Whenever possible, in the path or filename, use both the acronym and its corresponding meaning, such as c:\companies\Super car audio – SCA\docs. As a result, both the query Super car audio and SCA match this path. -
Organizational vocabulary and metadata
There are often equivalences among the terms used by people within an organization.
Example: The acronym SCA might be used instead of Super car audio. Nonetheless, the query SCA would not match any document that only contain Super car audio and never mention the acronym SCA.
To remedy this problem, metadata content can be created to be indexed when such interchangeabilities occur (see What Is Metadata/Meta-Information?). Many document formats (HTML, PDF, Word…) provide methods to include metadata. Refer to the documentation of the software used to create the various file formats to include appropriate metadata and set appropriate values.

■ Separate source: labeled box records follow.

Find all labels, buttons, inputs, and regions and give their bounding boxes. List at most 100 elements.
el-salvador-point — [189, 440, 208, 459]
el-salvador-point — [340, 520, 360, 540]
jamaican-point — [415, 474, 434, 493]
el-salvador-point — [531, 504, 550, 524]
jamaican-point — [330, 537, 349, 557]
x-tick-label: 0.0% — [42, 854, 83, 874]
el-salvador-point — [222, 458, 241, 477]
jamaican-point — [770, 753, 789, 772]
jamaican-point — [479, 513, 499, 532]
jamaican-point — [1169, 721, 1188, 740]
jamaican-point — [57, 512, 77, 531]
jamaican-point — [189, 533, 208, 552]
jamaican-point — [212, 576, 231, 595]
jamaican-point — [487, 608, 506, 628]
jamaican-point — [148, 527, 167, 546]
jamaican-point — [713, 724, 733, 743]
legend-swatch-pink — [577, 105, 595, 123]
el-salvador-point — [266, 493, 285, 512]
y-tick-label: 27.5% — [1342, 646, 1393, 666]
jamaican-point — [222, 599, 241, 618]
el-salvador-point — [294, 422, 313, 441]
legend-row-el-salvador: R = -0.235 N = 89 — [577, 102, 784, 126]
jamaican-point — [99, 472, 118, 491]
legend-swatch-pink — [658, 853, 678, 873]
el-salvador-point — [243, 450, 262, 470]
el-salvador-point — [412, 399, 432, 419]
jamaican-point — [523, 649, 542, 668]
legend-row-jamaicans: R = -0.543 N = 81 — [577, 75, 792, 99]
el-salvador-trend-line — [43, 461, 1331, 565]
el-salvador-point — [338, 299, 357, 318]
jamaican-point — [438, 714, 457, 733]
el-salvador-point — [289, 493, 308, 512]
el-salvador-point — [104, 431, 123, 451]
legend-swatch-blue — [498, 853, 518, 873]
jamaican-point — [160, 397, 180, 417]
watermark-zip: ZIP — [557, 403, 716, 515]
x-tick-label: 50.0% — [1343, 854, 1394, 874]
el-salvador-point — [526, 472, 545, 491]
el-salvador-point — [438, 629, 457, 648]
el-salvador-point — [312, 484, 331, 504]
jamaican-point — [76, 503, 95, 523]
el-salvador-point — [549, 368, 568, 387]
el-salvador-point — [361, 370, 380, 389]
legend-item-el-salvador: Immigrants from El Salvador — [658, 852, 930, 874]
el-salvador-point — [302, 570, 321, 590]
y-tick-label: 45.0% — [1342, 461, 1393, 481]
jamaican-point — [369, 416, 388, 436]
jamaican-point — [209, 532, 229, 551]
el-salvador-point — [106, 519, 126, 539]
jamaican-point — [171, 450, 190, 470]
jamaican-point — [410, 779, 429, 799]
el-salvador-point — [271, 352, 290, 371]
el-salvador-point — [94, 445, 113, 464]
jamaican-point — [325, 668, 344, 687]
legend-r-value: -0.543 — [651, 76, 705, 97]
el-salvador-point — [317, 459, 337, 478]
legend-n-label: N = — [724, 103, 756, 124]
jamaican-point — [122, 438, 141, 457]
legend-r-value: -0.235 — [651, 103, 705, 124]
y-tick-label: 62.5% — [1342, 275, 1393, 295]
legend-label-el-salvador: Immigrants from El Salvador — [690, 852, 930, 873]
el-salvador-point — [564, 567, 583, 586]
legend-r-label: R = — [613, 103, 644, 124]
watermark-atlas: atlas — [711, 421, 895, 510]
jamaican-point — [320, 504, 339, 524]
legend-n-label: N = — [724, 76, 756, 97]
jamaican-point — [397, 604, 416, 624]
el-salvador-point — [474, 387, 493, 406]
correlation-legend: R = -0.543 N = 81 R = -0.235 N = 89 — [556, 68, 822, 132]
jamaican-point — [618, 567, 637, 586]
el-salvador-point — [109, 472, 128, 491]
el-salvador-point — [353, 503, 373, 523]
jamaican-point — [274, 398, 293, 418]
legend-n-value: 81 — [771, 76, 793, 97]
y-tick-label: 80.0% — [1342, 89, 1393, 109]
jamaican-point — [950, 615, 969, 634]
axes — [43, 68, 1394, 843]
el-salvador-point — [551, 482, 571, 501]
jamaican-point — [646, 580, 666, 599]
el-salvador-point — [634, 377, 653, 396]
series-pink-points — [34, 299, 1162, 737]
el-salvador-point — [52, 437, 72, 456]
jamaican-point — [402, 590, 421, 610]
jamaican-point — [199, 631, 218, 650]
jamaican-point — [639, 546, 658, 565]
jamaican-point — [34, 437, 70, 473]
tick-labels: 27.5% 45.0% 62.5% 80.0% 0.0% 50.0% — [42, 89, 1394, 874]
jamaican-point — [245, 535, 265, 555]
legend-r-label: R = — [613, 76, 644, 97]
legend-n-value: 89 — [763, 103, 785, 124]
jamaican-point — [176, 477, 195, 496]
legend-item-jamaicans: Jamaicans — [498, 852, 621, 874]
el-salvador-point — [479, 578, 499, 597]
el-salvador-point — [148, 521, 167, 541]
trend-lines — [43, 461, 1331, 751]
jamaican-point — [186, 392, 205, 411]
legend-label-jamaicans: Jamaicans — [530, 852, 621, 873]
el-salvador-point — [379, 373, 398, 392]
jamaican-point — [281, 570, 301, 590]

Example: An HTML file that contains SCA in the body text can have a META KEYWORDS set to Super car audio.
-
Document titles
The users naturally search for a document expecting to find a specific document title. Authors of documents must choose short and accurate titles. CES uses the document title separately from the rest of the content in the ranking process. In the title score calculation, the proportion of the title that matches the query is taken into account.
Example: For the query Order Form, a document entitled Super Car Audio – SCA Car Audio – International Order Form Access Page would get less title points than a document entitled International Order Form, since a larger part of the title of the latter document matches the query.
Authors must also properly set the title in the properties of each file format. When no title metadata exists in a document, CES guesses that the first sentence is the title. With a proper title property, a query specifically searching for a given document title is almost guaranteed to return the right result in the first positions.
Example: In Microsoft Word, the title must be entered in the Title field in document properties.